Machine learning helps expand access to credit

Artificial Intelligence (AI) is helping increase access to financial services in Africa.

In recent years, advances in machine learning, a type of artificial intelligence, have had a profound impact on the delivery of financial services, helping to democratize access in emerging economies in Africa.

For example, it is used to offer loans and credit opportunities to people who might be excluded from the financial system.

AI companies such as FinTech based in Dubai optasia They use machine learning in their credit decision engines to automatically approve microloan applications, which helps expand access to credit.

While Optasia’s technology is not a lender itself, it has been integrated into the lending process, enabling banks and other FinTech firms to automatically assess non-payment risk, resulting in faster decision-making and more intuitive lending products.

In one recent partnership, Optasia Cooperated with Ecobank and MTN To provide micro-loans to MTN customers in Guinea. With capital provided by Ecobank and disbursement handled by MTN mobile money, Optasia’s AI platform provides the critical risk assessment that facilitates loans.
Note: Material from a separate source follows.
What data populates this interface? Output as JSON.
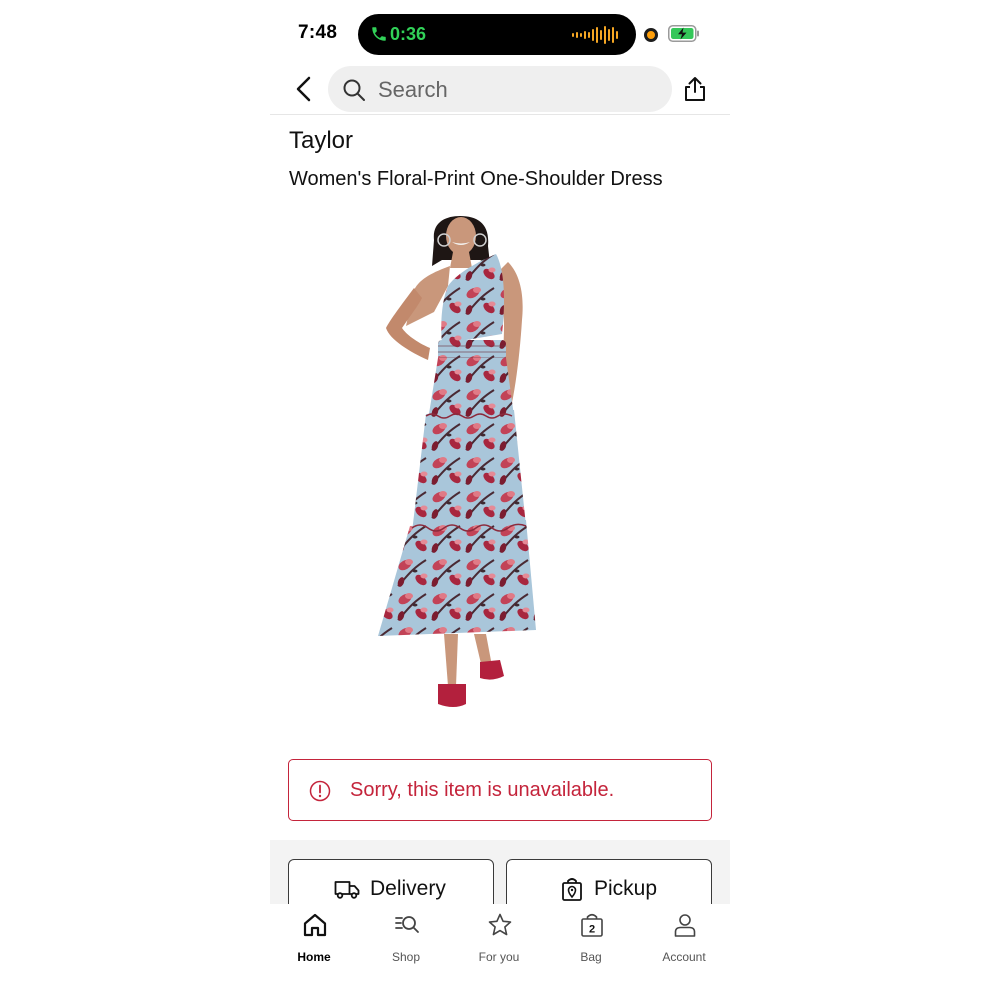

Machine learning also allows lenders to deploy more diverse data sets into their decision-making processes. Unlike traditional credit scoring methodologies that require electronic transaction data to build a credit profile, a generation of African innovators like Optasia are taking advantage of alternative datasets to establish the probability that a particular borrower will default on their payments.

And because telecom companies like MTN have access to a wealth of data on African consumers, they have been at the forefront of alternative credit rating innovation.

Still in its early days, the field took off in the mid-2010s with the incorporation of AI tools into Safaricom’s M-Shwari mobile credit services. Like the recent MTN-Optasia partnership, M-Shwari allows Kenyan Safaricom customers to access microloans, which are disbursed via M-Pesa mobile money with automated loan decisions thanks to artificial intelligence.

With the concept taking root, startups developing tools that use mobile networks and other alternative data sources have popped up across the region in recent years to help make lending decisions.

For example, Cape Town-based FinTech Jomo It uses machine learning to build accurate credit scores and targeted financial products for people without formal financial identification, collateral, or credit history.

Enabling cash-based businesses

An alternative credit rating system goes beyond small consumer loans and can be especially beneficial to small businesses. This is because, in many emerging markets, small businesses suffer from the same thin credit profiles as consumers due to the cash-based nature of such economies.

One African company using alternative data sources to extend credit to previously underserved businesses is Numidawhich caters specifically to traders in the informal and semi-official market.

As Co-Founder and CEO of Ugandan FinTech, Mina Shahid, told PYMNTS in an interviewNumida has built a credit scoring model that doesn’t require electronic transaction data like most people do. Instead, loan applications are processed based on inputs to the mobile app.

“Our claim to fame really is that we built the filing model and all the operating and underwriting practices so that we could offer an unsecured working capital loan to a cash-based company with no digital transaction history,” he noted.

According to Shahid, this differs from other digital lending platforms on the continent because it does not require companies to use point-of-sale systems or engage in the e-commerce market to build a credit score.

Rather than relying on digital transaction data, the company’s property registration model relies on historical data from past loans issued, which seems to make the company’s lending model an ideal candidate for making decisions that are automated, or at least more automated, using machine learning.

However, FinTech still has human credit officers who manage the accounts and collect additional information needed for the underwriting process. But AI does not have to completely replace humans in this process in order to be useful.

What’s more, as AI models become more accurate the more data they are fed with, as Nomeda’s business grows, it will be able to automate decision-making more efficiently, enabling fewer human workers to process more loans.

For all of our PYMNTS EMEA coverage, subscribe to the Daily Bulletin of Europe, the Middle East and Africa.

PYMNTS Data: Why Consumers Are Trying to Use Digital Wallets

The PYMNTS study, “New Payments Options: Why Consumers Are Trying Digital Wallets” found that 52% of US consumers tried a new payment method in 2022, with many choosing to try digital wallets for the first time.